Şentop adının Altun'un altına yazılmasına kızmış

İç kavgaları ayyuka çıkan AKP'ye dair ilginç kulis
Birgün Gazetesi yazarı Timur Soykan, köşesinde AKP içindeki kibir seviyesini gösterecek ilginç bir kulis yazısı kaleme aldı.

Yazıdan ilgili bölüm şöyle: 

Meclis Başkanı Mustafa Şentop katıldığı etkinliklerde adı sürekli Fahrettin Altun’dan sonra yazılınca tepki gösterdi. Medya yöneticilerine gönderdiği yazıya Hürriyet gazetesinde çıkan örnek haberleri de iliştirmişti ve devlet protokolünde kendisinin yerini hatırlattı. Ama fayda etmedi. Hükümet kontrolündeki medya, Fahrettin Altun’un parlatıldığı sipariş, torpil haberlerle dolu.
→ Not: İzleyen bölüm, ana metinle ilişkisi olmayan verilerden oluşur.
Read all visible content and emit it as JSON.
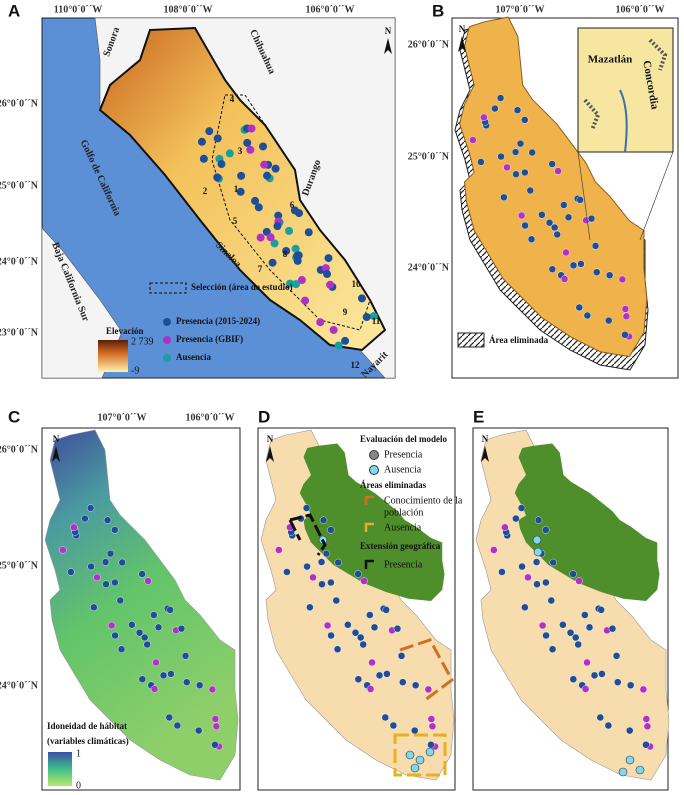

Tek adam boşluğundaki en köklü kavga ise İçişleri Bakanı Süleyman Soylu ile Hazine Bakanı Berat Albayrak arasında sürüyor. İçişleri Bakanı’nın İstanbul emniyetinde yaptığı atamalar Berat Albayrak’a karşı zafer olarak yorumlanıyor. Erdoğan sonrası AKP’nin lideri olarak Süleyman Soylu adı öne çıktıkça partinin ‘öz çocukları’, ‘devşirmeler’ kazanını kaynatıyor.

Berat Albayrak’ın kabinedeki diğer hasmı Adalet Bakanı Abdulhamit Gül ile kavgası da devam ediyor perdeler arkasında. Berat Albayrak liderliğindeki Pelikancılar’ın ilk tasfiye girişimini ‘Aynı maklubeye kaşık sallayanlar…’ çıkışıyla savuşturan Adalet Bakanı’nın işi zor. Yargıda Pelikancıların ‘İstanbul Grubu’ adıyla örgütlü olduğunu inkar edemezken ‘Hiçbir grup, çete ya da örgüte izin vermeyiz’ sözleri lafta kalıyor.

AİLEMİZİN SÜPER LİGİ

Ama ‘tek adam’ın çevresindekilerin ülke yağmasını ve kavgalarını en iyi anlatan siyaset sahnesi değil yeşil saha oldu. Bilal Erdoğan, Başakşehir sahasında kutlama yaparken Trabzonspor’u perde arkasından yöneten Berat Albayrak’ın yayın organları ‘En şaibeli sezon, şike’ diye bağırıyordu.

Süper Lig’in bile Saray’daki aile içi meseleye dönüştüğü sistem ülkenin halini anlamak için başka lafa gerek bırakmıyor.

Tek adam hülyaları makam yamyamlarının savaşıyla ülke için kâbusa dönüşürken tüm yetkiyi bir kişinin elinde tutmanın imkânsızlığı da ortaya dökülüyor.

50 artı 1 oy umudunu yitiren Erdoğan’ın Başkanlık Sistemi için ‘En doğrusudur demiyoruz. Değişime açığız’ sözleri de iktidarın çıkmazının itirafı.

Sonuç olarak; Ayasofya’daki namaz ile uğurlananın kurucularına hakaret edilen Cumhuriyet olduğunu söylemek için erken. Belki de Ayasofya’da cenaze namazı kılınan merkezden uzaklaşıp şeriatçı azınlıkla saf tutanlar, tek adam olmak isterken çok adamlı kavgalara boğulanlardır.